Physics and engineering researchers have confirmed that in certain quantum materials, known as "misfits" because their crystal structures don't align perfectly - picture LEGOs where one layer has a square grid and the other a hexagonal grid - electrons mostly stay in their home layers.
This discovery, important for designing materials with quantum properties including superconductivity, overturns a long-standing assumption. For years, scientists believed that large shifts in energy bands in certain misfit materials meant electrons were physically moving from one layer to the other. But the Cornell researchers have found that chemical bonding between the mismatched layers causes electrons to rearrange in a way that increases the number of high-energy electrons, while few electrons move from one layer to the other.
"This is an important class of materials people are trying to understand," said Tomás Arias, professor of physics and Stephen H. Weiss Presidential Fellow in the College of Arts and Sciences (A&S), principal investigator of the study. "It was a perfect playground for us in terms of showcasing our new ideas about how to develop that understanding. You can't directly answer questions about these materials in any other way other than what we've developed."
Their new computational method is based on the idea that electrons mostly react to only their immediate surroundings. This foundational research could speed design of materials with desirable properties including devices with powerful electrical cooling abilities.
"Unmasking Charge Transfer in the Misfits: ARPES and Ab Initio Prediction of Electronic Structure in Layered Incommensurate Systems without Artificial Strain" was published on Nov. 14 in Physical Review Letters. The first author is doctoral student Drake Niedzielski.

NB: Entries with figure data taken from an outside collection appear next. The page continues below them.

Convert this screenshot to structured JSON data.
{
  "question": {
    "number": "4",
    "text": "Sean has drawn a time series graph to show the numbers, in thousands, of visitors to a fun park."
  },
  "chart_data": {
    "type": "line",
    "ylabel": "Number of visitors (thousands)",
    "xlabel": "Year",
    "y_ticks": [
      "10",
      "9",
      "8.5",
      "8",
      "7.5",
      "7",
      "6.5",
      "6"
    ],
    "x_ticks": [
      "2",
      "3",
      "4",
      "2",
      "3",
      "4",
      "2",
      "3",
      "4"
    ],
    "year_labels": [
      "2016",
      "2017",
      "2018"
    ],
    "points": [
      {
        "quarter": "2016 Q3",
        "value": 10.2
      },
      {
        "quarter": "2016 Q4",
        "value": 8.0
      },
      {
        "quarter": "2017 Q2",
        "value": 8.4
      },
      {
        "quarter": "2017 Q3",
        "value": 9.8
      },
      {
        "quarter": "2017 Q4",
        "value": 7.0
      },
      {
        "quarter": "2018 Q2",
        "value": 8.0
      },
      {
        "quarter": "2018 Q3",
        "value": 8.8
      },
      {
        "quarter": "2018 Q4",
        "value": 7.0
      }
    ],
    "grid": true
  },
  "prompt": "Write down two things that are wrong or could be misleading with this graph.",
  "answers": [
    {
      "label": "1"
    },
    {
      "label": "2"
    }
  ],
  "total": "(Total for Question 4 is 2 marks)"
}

Also contributing from Cornell: Brendan Faeth of the Platform for the Accelerated Realization, Analysis and Discovery of Interface Materials (PARADIM) at Cornell; the late Lena Kourkoutis, M.S. '06, Ph.D. '09, associate professor in Cornell's School of Applied and Engineering Physics, Cornell Engineering; and Berit Goodge, Ph.D. '22, a former member of the Kourkoutis Electron Microscopy Group, now at the Max Planck Institute for Chemical Physics Solids. Tyrel McQueen and Mekhola Sinha of Johns Hopkins University also contributed.
Bulk incommensurate materials such as the misfits are a powerful platform for causing and studying exotic electron behavior, the researchers wrote. Their discovery builds on research from the past few decades, when material scientists started experimenting with stacked 2D materials to make electrons in them do interesting things, said Niedzielski.

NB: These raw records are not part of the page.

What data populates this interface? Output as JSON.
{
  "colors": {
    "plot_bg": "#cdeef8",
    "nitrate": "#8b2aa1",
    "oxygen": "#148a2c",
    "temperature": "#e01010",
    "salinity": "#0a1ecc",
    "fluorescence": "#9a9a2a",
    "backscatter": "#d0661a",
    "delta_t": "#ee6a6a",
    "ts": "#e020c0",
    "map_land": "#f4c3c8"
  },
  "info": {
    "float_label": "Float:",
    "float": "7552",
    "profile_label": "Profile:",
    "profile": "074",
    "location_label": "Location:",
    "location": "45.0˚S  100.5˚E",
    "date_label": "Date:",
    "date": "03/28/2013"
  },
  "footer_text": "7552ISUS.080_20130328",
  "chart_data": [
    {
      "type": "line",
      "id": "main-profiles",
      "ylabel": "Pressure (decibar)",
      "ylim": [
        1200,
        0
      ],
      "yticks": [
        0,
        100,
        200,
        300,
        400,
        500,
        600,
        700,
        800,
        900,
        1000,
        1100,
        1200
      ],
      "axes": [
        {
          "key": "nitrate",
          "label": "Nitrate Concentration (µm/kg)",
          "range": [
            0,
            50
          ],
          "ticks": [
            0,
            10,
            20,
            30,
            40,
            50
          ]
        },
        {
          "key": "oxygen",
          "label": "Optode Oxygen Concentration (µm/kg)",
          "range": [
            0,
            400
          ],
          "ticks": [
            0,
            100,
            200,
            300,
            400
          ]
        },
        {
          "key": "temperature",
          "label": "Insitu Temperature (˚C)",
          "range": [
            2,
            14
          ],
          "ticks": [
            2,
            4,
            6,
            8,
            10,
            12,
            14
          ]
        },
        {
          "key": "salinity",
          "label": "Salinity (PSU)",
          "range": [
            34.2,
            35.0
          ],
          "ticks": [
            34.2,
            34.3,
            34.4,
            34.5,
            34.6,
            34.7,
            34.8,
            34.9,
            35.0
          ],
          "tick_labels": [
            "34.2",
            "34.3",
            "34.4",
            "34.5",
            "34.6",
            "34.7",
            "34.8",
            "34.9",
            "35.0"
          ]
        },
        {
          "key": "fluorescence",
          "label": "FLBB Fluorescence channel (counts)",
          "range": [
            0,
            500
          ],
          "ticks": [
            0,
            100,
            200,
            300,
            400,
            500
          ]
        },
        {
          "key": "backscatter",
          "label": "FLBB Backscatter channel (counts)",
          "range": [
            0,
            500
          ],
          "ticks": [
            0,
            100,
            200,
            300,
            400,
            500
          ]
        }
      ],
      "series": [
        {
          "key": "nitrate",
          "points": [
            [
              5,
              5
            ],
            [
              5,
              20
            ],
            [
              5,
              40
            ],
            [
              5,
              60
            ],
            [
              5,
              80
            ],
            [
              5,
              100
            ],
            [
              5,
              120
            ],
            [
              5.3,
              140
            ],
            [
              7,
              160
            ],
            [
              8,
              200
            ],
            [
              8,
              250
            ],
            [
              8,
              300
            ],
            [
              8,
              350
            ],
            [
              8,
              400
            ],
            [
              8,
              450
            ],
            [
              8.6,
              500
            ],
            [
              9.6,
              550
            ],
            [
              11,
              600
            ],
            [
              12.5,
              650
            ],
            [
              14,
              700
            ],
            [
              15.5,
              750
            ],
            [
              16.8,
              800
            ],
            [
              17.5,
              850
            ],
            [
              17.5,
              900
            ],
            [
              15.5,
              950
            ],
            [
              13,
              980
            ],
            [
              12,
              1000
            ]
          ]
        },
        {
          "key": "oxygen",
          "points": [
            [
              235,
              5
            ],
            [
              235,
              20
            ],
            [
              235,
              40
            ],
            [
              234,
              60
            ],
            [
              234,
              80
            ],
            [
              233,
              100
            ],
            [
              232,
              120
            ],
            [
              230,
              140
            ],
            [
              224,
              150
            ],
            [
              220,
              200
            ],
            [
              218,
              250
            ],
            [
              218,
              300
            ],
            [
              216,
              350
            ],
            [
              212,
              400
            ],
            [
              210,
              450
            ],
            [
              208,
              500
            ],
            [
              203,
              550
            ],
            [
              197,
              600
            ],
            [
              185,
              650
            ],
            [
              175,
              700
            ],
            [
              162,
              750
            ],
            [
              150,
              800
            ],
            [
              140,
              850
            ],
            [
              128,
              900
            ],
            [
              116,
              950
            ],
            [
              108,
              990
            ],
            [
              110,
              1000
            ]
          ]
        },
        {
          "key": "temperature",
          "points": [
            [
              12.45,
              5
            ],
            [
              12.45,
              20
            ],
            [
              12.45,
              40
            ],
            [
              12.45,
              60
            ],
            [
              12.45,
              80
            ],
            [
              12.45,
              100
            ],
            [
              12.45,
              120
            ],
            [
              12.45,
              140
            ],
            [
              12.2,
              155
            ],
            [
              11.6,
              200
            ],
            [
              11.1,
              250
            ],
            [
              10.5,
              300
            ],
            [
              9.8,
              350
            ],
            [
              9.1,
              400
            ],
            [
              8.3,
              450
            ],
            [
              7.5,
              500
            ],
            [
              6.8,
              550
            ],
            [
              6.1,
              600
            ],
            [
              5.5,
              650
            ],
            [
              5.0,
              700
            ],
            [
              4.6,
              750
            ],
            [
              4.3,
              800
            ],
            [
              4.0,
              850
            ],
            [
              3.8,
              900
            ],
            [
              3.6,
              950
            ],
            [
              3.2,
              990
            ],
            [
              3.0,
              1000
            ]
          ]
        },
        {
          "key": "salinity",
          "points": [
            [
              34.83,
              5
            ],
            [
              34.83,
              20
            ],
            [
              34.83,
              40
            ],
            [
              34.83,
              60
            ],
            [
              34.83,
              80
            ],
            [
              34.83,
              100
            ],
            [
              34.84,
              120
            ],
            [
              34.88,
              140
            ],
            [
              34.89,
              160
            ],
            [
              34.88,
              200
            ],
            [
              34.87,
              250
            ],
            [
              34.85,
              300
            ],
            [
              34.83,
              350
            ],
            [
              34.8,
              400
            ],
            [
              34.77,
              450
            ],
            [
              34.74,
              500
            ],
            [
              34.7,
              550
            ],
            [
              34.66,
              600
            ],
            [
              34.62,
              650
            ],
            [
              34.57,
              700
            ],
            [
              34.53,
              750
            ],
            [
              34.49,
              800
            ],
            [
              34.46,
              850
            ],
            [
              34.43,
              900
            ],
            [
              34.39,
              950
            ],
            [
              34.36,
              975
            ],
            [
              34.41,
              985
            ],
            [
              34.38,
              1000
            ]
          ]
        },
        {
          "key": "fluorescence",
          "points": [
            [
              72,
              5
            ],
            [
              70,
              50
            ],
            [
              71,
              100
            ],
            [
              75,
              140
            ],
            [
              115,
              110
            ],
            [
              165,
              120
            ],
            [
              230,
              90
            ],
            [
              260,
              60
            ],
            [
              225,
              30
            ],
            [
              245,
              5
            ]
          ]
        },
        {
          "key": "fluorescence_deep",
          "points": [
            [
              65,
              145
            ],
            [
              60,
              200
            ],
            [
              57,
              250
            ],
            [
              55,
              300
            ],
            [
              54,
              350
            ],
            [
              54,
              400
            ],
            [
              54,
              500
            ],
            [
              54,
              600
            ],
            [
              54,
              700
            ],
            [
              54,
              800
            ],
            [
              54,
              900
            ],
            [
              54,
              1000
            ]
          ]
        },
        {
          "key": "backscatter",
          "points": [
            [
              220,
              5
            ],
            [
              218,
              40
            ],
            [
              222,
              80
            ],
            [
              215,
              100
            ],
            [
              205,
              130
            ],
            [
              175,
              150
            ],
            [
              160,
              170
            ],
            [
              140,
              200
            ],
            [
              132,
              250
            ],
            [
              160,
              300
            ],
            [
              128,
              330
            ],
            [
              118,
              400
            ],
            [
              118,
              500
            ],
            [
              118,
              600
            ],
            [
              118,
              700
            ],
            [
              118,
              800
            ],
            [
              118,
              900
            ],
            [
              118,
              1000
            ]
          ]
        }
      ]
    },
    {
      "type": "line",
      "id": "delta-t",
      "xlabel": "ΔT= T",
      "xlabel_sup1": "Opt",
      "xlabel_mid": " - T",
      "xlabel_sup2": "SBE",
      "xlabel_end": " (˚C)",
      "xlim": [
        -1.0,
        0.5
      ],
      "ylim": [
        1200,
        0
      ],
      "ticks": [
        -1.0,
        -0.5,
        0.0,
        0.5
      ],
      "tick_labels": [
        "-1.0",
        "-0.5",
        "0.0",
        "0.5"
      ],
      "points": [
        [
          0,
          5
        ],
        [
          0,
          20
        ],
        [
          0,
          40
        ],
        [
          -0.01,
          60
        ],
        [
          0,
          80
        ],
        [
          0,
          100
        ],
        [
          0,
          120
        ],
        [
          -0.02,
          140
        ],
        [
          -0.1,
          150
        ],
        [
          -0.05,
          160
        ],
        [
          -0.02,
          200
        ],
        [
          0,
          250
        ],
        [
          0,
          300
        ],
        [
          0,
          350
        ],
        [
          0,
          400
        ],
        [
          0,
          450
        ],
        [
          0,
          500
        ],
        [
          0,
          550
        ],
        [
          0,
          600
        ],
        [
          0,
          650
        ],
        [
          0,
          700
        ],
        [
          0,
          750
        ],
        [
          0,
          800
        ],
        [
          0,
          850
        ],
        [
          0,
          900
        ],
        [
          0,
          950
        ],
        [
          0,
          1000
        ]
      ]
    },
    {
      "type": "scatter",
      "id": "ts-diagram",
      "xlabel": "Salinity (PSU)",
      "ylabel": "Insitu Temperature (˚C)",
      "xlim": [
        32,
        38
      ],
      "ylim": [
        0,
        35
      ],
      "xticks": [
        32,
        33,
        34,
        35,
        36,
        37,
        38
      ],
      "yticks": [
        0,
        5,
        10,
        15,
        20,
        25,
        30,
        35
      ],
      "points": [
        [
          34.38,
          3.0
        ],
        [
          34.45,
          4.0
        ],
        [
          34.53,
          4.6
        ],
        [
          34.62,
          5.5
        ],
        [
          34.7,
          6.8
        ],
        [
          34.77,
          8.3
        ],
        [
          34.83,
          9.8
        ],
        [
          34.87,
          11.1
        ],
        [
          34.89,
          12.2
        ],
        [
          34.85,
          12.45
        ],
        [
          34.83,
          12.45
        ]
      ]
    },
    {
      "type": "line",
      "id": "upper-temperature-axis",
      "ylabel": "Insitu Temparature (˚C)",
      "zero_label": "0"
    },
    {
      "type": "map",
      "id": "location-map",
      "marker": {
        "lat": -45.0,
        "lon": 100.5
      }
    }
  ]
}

Among incommensurate materials, "the most famous is magic twisted bilayer graphene, where you mismatch two layers of graphene with a twist and all of a sudden it becomes a superconductor," Niedzielski said.
In this study, the experimentalists at PARADIM analyzed misfit layered heterostructures - compounds that alternate a rare-earth metal rock salt layer, which has square symmetry, with another material with hexagonal symmetry, Niedzielski said.
Observations of the material showed an increase in the number of high-energy electrons in the hexagonal material. But when Niedzielski calculated all the electrons in one stack of incommensurate materials - one hexagonal against one that's square - he encountered a mystery.
"It looks like a lot of electrons move to the hexagonal layer, which has been seen in our collaborator's experiments and others on similar materials in the same family," he said. "It's widely interpreted in the literature that this is due to the electrons physically moving from one layer to another. It appears that a large number of electrons do that."
But according to his new method, which allows him to calculate the location and energy of the electrons precisely, he found the electron transfer was "about six times less than what they were seeing in experiments," he said. "The electrons in each layer were rearranging themselves and very few had actually moved between the layers."
Kourkoutis led the microscopy efforts to image the misfit materials, Niedzielski said. These images were important for him to locate the atoms so he could do the calculations faster.
Rather than jumping from one layer to the other, the system's electrons were staying where they were, the study found. The researchers were able to understand this because electrons mostly "care" about their local environment. At this microscopic level, electrons act like waves that spread through the material, Arias said. But in a system crowded with many electrons, such as in a misfit compound, so many of the waves cancel each other out - like waves on the surface of a pool crowded with swimmers - that only the area immediately around each electron matters.
The computational method Niedzielski developed, MINT-Sandwich, uses a new theoretical approach, enabling calculations on new materials previously thought impossible, Arias said.
"What we do is an experiment in the computer. It's not just a simulation; we're really calculating out the laws of physics. It's a third source of information about material systems" in addition to experiment and theory, he said. "These calculations give you exactly what you would get from a highly controlled experiment. That's why Drake can go in there and see where did everyone go? What actually happened to everyone? And untangle these types of mysteries."
This work received support from the National Science Foundation.
Kate Blackwood is a writer for the College of Arts and Sciences.